The details of this extraordinary voyage of HMS Bounty are very well documented, largely due to the effort of Bligh to maintain an accurate log before, during, and after the actual mutiny. Bounty‘s crew list is also well chronicled, down to and including the names of every seaman on board, something which larger ships in the rating system only occasionally were capable of due to crews in the hundreds whereas the Bounty carried fewer than fifty personnel.
Bligh’s original log remained intact throughout his ordeal and was used as a major piece of evidence in his own trial for the loss of the Bounty as well as the subsequent trial of captured mutineers. The original log is presently maintained at a museum in New South Wales with available transcripts in both print and electronic format.
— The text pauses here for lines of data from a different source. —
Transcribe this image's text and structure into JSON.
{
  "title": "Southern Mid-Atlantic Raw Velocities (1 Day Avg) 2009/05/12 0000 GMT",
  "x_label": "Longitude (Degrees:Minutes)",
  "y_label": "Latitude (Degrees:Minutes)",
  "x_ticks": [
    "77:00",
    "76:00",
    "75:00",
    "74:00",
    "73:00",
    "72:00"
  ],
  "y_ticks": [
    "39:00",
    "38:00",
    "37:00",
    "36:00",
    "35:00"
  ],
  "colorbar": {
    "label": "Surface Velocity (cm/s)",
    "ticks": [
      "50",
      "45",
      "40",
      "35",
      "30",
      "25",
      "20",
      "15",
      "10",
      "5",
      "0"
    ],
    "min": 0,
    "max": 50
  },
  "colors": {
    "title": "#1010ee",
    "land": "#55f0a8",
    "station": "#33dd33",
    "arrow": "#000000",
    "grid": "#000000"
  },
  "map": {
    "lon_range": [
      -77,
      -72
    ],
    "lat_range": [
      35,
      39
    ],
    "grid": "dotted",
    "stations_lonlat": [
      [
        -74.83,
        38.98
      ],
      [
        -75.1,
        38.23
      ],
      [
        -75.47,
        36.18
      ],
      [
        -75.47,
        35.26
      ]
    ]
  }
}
1787, 16 August: William Bligh is ordered to command a breadfruit gathering expedition to Tahiti.
3 September: Bligh sets out from Great Britain in December 1787, electing to sail the Bounty west round the tip of South America in an attempt to use the expedition to fulfill an ambition to circumnavigate the globe.
1788, 26 February: Marked at 100 leagues from the eastern coast of Brazil.
23 March: Arrived Tierra del Fuego.
9 April: Entered the Strait of Magellan.
25 April: The attempt to round Cape Horn fails due to harsh weather, and the ship is obliged to take the longer eastern route.
22 May: Within sight of the Cape of Good Hope.
19 September: Past the southern tip of New Zealand.
26 October: Arrived Tahiti.
1789, 23–25 April: Anchored for provisions off Tonga.
28 April: Mutiny on the Bounty. Captain Bligh and loyal crew members set adrift in Bounty‘s launch.
From this point, Captain Bligh’s mission log reflects the voyage of the Bounty´s launch towards the Dutch East Indies. Bligh completed a voyage of more than 3,500 nautical miles (6,500 km) in the launch to reach safety, and began the process of bringing the mutineers to justice.
29 April: Bounty launch arrives at Tofua.
2 May: Bounty launch castaways flee Tofua after being attacked by natives. There, Norton was killed by natives.
3 June: Bounty launch sails into the open ocean towards Australia. In these deseperate hours, Bligh remmembered to their seamen that they were “civilized, not savages”.
14 June: Launch castaways circle Timor and land at Coupang, a Dutch colony. Mutiny was reported to Dutch authorities. This was the epic arrival of Captain Bligh and his loyal officers and seamen.
1790, 13 March. Bligh arrived to Portsmouth Harbour, England.